Thank you, Chairman Lamb, for holding today’s subcommittee hearing. I’m looking forward to hearing from our witnesses about the value of the state of solar and wind technologies in the U.S., and about DOE’s clean energy research, development, demonstration, and commercialization activities in these areas.
Solar and wind R&D is funded through the Department’s Office of Energy Efficiency and Renewable Energy.
After substantial growth during the Obama Administration, EERE is by far the largest applied research program. At almost $2.4 billion in annual funding, EERE is bigger today than the funding provided for research in fossil energy, nuclear energy, electricity, and cybersecurity combined.
The research programs for solar and wind also expanded during this unprecedented growth in spending. So I’m surprised to see my colleagues on the other side of the aisle propose legislation to grow these offices even more – with an almost 60% increase in spending for wind R&D and almost 30% increase in solar R&D.
Now, I want to be clear – I’m supportive of DOE funding for innovative research in new solar and wind technologies.
I’m also supportive of the kind of basic research – like advanced computing, machine learning and advanced manufacturing, and the development of new materials – that benefits not just solar and wind, but all forms of energy technologies.

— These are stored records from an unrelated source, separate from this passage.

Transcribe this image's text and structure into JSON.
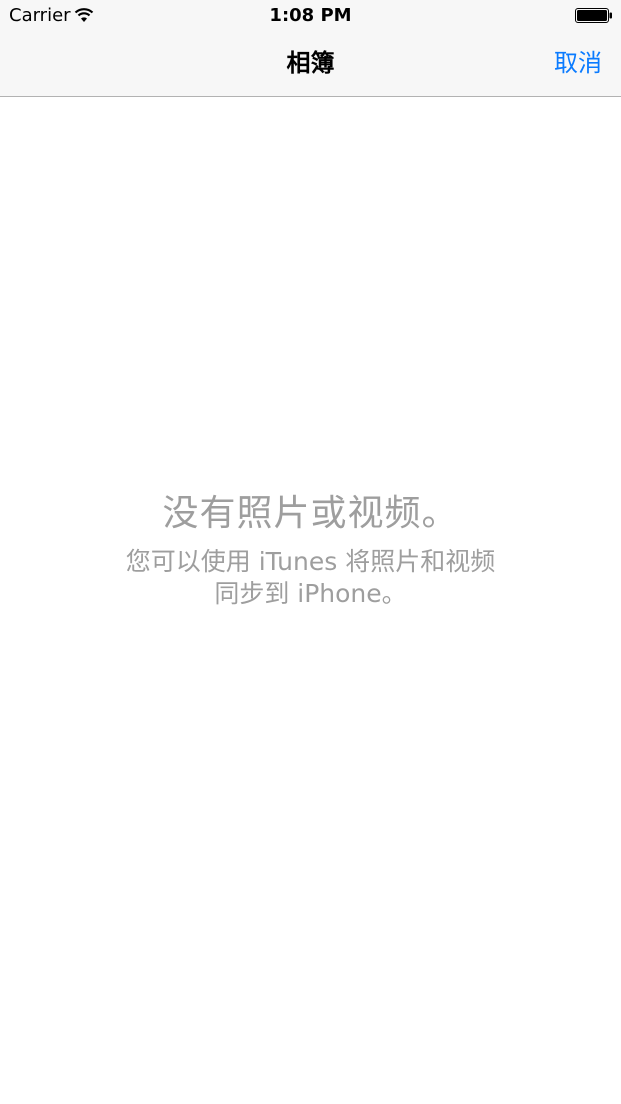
{
  "status_bar": {
    "carrier": "Carrier",
    "time": "1:08 PM",
    "icons": [
      "wifi-icon",
      "battery-icon"
    ]
  },
  "nav_bar": {
    "title": "相簿",
    "cancel_label": "取消"
  },
  "empty_state": {
    "title": "没有照片或视频。",
    "message_line1": "您可以使用 iTunes 将照片和视频",
    "message_line2": "同步到 iPhone。"
  },
  "colors": {
    "accent": "#0a7bff",
    "secondary_text": "#9e9e9e",
    "bar_background": "#f7f7f7",
    "separator": "#b2b2b2"
  }
}
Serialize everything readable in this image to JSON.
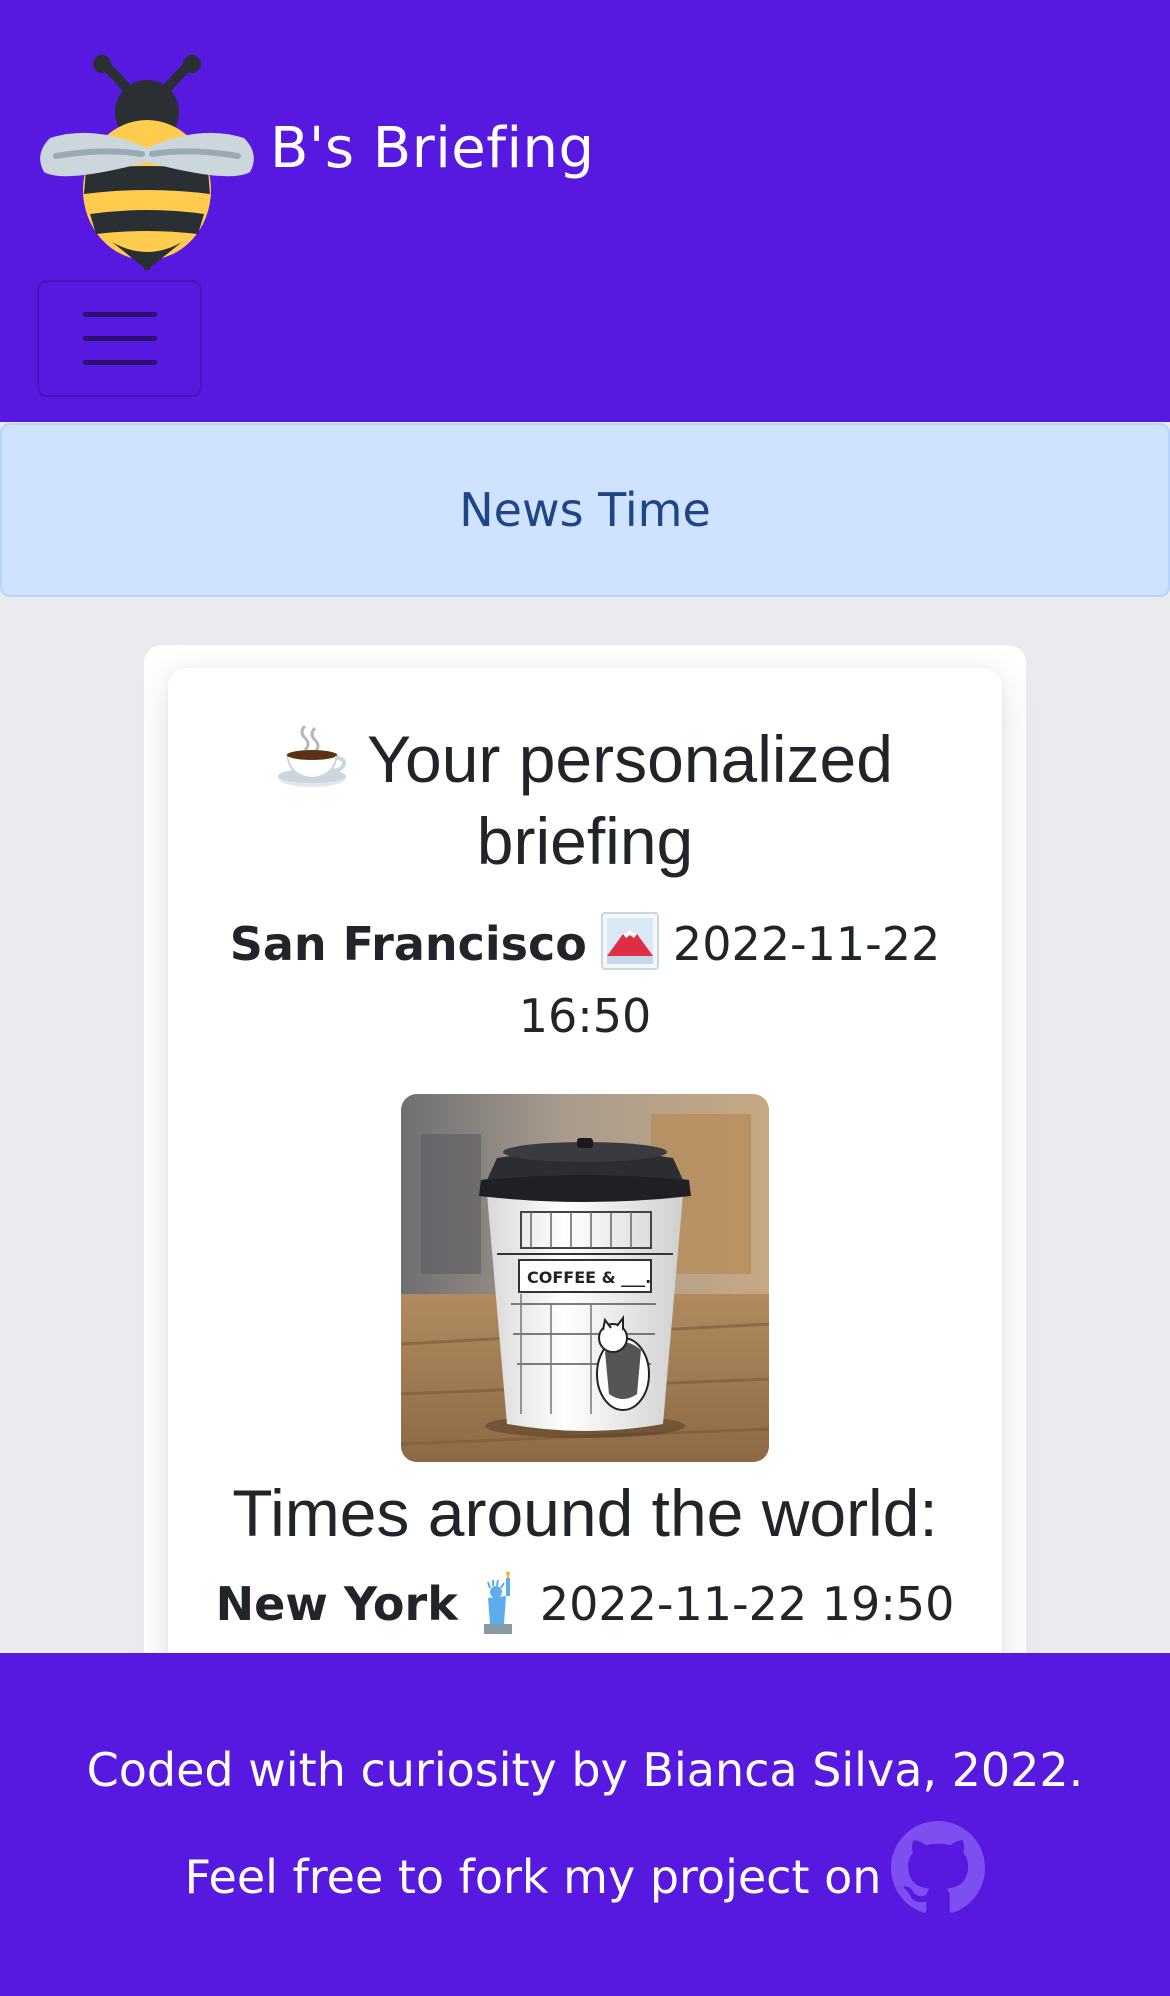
{
  "header": {
    "brand_name": "B's Briefing",
    "brand_logo_icon": "bee-icon",
    "menu_icon": "hamburger-menu-icon",
    "background_color": "#5719e0"
  },
  "alert": {
    "text": "News Time",
    "background_color": "#cfe2ff",
    "text_color": "#1e4584"
  },
  "briefing": {
    "title_icon": "hot-beverage-icon",
    "title": "Your personalized briefing",
    "local": {
      "city": "San Francisco",
      "icon": "mount-fuji-picture-icon",
      "datetime": "2022-11-22 16:50"
    },
    "photo_icon": "coffee-cup-photo",
    "world_heading": "Times around the world:",
    "world_times": [
      {
        "city": "New York",
        "icon": "statue-of-liberty-icon",
        "datetime": "2022-11-22 19:50"
      }
    ]
  },
  "footer": {
    "text": "Coded with curiosity by Bianca Silva, 2022. Feel free to fork my project on",
    "link_icon": "github-icon"
  }
}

But we need to take a responsible and balanced approach to energy research, and ensure that federal investments go towards work that truly could not be accomplished by the private sector. And in the private sector, business is booming for wind and solar.
Last year, American renewable energy produced a record 742 million megawatt hours of electricity. This is almost 18 percent of the U.S. electricity generation and double its production from a decade ago. This significant increase is almost entirely due to the incorporation of additional wind and solar power.

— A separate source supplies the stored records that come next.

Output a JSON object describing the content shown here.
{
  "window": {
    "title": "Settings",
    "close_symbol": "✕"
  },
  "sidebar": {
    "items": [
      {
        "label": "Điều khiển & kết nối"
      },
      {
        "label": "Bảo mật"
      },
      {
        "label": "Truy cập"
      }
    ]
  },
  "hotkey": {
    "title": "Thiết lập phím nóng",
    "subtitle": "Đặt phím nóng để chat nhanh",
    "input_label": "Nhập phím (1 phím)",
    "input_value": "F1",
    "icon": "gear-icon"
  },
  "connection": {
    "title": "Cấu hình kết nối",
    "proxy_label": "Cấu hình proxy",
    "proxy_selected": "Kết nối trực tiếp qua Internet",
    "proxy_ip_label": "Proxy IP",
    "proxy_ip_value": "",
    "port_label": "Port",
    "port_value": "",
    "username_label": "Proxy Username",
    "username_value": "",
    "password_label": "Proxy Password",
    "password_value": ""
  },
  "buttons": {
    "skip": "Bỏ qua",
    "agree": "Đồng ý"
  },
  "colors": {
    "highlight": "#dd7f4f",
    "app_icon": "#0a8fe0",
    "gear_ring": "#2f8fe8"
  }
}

Today, we’ll hear good news from our friends in these thriving industries – that there are over 500 American factories building wind turbine parts, that a record 114,000 Americans have jobs supporting the wind industry, and that there currently 250,000 Americans working in the $17 billion dollar solar industry.
It is abundantly clear that consumer demand is already driving increased deployment of these technologies. This is what the industry is good at. But the private sector can’t conduct the fundamental research that lays the foundation for the next generation and the next technology breakthrough. That means focusing federal programs on innovative technologies that aren’t already commercially deployed.
For example, at the Center for Next Generation of Materials Design led by National Renewable Energy Laboratory (NREL), researchers work on advancing computational materials design to discover novel materials. By pursuing this breakthrough science in materials, we can fundamentally improve the performance of solar energy technologies.
With our national debt at $18 trillion and rising, and mandatory spending caps guiding budgets on everything from energy to national defense, we simply can’t afford to increase spending for every program. So we need to focus our efforts on truly groundbreaking research – not on duplicating the efforts of American industry.
By prioritizing fundamental research with broad application to all forms of energy, we can enable the private sector to bring innovative new technology into the market, reduce energy costs, and grow the American economy.